Any help would be greatly appreciated.
The question is related to math only because of funny quantum-mechanical angular momentum calculus.
So it is said that an electron has orbital angular momentum of $2$ and we know that electron always has spin $1/2$. Now we construct the multiplet of total angular momentum eigenstates (in the following LHS are total angular momentum eigenstates, RHS are tensor products of orbital angular momentum eigenstates by spin eigenstates):
$$|5/2,5/2\rangle =|2,2\rangle\otimes|1/2,1/2\rangle $$ $$|5/2,3/2\rangle =\alpha|2,1\rangle\otimes|1/2,1/2\rangle+\beta|2,2\rangle\otimes|1/2,-1/2\rangle$$ $$|3/2,3/2\rangle =\gamma|2,1\rangle\otimes|1/2,1/2\rangle+\delta|2,2\rangle\otimes|1/2,-1/2\rangle$$
Our final goal is to find $\delta$ modulo squared, $|\delta|^2$, which is the probability we are looking for.
We start from the top state of the multiplet $|5/2,5/2\rangle$ and apply lowering operator
$$J_{-}=L_{-}+S_{-}$$ to both sides; we have
$$J_{-}|j,m\rangle=\hbar\sqrt{j(j+1)-m(m-1)}|j,m-1\rangle$$
the same is for $L_{-}$ and $S_{-}$, ex
$$L_{-}|l,m_l\rangle=\hbar\sqrt{l(l+1)-m_l(m_l-1)}|l,m_l-1\rangle$$
so
$$J_{-}|5/2,5/2\rangle=\hbar\sqrt{5/2\cdot 7/2-5/2\cdot 3/2}|5/2,3/2\rangle=\hbar\sqrt{5}|5/2,3/2\rangle$$
$$(L_{-}+S_{-})|2,2\rangle\otimes|1/2,1/2\rangle=(L_{-}|2,2\rangle)\otimes|1/2,1/2\rangle+|2,2\rangle\otimes(S_{-}|1/2,1/2\rangle)$$
$$=\hbar \cdot 2|2,1\rangle\otimes|1/2,1/2\rangle+\hbar \cdot |2,2\rangle\otimes|1/2,-1/2\rangle$$
so $\alpha=2/\sqrt{5}$, $\beta=1/\sqrt{5}$.
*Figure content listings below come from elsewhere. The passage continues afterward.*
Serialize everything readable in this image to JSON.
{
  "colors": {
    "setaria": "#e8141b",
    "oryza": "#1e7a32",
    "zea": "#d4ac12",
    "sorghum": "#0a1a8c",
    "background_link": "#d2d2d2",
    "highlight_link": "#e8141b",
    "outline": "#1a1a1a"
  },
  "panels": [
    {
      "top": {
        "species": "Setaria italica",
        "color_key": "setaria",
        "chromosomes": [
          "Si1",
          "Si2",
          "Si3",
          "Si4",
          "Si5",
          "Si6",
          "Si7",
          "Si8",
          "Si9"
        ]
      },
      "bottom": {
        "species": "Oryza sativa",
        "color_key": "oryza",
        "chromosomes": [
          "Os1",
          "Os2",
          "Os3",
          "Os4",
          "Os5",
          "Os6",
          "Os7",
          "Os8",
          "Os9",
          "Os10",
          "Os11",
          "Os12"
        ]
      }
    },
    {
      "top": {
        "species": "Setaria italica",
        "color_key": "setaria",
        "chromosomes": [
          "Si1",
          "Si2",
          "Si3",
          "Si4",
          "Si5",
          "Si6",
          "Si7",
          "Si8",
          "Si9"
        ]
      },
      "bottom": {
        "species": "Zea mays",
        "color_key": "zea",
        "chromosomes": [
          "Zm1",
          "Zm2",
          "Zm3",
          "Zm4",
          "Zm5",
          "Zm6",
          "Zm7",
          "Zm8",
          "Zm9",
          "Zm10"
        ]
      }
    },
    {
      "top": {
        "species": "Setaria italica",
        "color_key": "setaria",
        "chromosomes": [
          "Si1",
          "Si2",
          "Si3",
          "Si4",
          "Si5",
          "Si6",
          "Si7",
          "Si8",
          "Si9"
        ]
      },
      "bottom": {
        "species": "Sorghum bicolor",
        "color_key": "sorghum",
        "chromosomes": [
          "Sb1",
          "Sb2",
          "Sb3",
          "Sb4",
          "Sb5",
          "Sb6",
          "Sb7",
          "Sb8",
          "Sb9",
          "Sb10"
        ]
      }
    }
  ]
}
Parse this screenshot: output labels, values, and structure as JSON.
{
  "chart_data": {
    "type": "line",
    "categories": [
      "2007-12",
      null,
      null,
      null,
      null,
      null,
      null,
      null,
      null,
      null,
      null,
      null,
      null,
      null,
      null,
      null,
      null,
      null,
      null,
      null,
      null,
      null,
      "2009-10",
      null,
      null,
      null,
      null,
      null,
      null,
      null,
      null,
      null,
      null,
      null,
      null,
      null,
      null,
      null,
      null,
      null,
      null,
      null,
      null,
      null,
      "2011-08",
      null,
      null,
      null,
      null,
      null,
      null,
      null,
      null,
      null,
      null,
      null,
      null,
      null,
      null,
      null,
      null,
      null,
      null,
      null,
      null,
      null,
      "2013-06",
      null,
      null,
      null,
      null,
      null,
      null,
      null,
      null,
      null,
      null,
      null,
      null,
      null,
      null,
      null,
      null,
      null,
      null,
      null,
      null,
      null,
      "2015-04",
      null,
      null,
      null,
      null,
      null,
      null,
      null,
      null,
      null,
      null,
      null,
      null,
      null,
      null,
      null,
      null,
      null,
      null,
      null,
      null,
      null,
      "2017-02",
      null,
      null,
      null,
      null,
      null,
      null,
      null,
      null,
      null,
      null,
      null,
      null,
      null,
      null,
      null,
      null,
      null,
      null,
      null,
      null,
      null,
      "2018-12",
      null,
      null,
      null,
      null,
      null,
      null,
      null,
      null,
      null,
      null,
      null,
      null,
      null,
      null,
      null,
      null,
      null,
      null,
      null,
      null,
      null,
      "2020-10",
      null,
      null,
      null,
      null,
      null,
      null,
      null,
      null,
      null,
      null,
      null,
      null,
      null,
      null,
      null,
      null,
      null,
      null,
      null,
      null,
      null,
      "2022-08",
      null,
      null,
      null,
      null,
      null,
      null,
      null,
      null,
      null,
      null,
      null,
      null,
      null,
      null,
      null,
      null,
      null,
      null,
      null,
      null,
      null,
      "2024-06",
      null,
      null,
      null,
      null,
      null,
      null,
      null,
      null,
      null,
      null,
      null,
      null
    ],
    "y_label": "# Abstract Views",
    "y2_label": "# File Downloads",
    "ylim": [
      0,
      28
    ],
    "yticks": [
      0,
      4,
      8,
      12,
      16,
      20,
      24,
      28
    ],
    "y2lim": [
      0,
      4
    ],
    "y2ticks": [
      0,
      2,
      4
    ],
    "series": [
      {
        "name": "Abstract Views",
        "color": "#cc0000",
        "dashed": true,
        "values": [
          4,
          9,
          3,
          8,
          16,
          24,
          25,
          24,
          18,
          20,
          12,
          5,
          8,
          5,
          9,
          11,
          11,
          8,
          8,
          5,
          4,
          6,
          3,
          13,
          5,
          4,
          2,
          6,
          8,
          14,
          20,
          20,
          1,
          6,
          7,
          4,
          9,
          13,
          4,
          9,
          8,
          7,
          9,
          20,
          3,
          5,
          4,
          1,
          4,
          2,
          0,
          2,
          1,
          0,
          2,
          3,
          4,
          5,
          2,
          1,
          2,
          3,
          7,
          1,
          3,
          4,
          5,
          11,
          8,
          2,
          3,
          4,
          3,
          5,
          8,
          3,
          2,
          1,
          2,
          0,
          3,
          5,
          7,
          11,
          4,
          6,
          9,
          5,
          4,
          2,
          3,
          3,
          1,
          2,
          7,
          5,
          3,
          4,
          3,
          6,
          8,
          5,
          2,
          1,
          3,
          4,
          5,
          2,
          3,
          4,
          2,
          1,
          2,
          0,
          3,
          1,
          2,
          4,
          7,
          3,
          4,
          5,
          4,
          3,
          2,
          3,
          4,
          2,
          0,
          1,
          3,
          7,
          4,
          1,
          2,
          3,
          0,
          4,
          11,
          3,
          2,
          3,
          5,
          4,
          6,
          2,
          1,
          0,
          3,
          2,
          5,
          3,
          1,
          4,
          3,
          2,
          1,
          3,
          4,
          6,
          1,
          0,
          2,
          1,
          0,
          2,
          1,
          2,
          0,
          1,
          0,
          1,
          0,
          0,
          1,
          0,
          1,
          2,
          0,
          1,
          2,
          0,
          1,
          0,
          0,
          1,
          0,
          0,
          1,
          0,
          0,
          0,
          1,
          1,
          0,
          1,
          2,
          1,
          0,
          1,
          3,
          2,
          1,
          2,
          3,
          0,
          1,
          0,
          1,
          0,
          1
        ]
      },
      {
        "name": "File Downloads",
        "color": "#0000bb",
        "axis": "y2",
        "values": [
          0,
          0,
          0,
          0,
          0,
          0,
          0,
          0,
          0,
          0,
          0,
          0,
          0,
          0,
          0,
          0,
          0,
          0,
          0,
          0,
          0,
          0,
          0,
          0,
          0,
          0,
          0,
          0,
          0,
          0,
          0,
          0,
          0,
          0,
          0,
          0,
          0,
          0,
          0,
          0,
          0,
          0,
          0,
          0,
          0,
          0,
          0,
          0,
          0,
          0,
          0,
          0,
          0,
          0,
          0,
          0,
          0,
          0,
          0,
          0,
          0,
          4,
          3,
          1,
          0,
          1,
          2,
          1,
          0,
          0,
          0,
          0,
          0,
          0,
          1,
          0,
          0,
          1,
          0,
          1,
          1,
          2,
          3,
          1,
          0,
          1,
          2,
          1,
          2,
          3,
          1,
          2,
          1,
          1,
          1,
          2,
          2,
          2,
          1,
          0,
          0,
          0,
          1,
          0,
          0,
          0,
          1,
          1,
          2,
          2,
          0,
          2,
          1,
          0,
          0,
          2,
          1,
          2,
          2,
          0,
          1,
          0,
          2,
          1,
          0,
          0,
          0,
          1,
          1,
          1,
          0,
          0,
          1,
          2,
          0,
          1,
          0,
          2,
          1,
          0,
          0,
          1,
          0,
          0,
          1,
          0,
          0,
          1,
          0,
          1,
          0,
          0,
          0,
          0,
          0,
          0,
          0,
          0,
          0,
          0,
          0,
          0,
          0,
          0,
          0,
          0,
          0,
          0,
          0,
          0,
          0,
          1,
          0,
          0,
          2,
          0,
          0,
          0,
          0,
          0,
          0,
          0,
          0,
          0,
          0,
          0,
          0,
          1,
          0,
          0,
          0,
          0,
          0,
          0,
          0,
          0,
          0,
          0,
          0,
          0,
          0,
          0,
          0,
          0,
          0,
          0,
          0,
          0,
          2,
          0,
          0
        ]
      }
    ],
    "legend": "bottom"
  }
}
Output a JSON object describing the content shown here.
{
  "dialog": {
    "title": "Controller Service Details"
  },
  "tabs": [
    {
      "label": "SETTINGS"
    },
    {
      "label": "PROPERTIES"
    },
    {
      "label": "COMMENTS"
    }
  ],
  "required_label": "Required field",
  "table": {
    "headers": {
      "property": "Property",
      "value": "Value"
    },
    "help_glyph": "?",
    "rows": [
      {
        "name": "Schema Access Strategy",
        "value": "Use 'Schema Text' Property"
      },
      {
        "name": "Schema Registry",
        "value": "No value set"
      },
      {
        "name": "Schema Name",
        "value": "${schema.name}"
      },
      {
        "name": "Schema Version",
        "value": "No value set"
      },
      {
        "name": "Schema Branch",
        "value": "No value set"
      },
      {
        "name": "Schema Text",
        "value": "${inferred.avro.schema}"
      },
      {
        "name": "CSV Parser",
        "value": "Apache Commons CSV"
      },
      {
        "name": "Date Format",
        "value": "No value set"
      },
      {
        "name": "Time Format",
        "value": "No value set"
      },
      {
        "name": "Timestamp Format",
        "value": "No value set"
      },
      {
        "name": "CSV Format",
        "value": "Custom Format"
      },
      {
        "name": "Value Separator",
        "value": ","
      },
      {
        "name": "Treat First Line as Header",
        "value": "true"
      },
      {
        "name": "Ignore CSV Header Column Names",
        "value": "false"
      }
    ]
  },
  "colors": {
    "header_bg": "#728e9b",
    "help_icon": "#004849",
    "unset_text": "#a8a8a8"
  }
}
To find $\gamma$ and $\delta$ it is enough to note that the states $|5/2,3/2\rangle$ and $|3/2,3/2\rangle$ are orthonormal, and we can choose (up to common phase which does not matter here) $\gamma=-1/\sqrt{5}$, $\delta=2/\sqrt{5}$, and the final answer is
$$P=|\delta|^2=\frac{4}{5}$$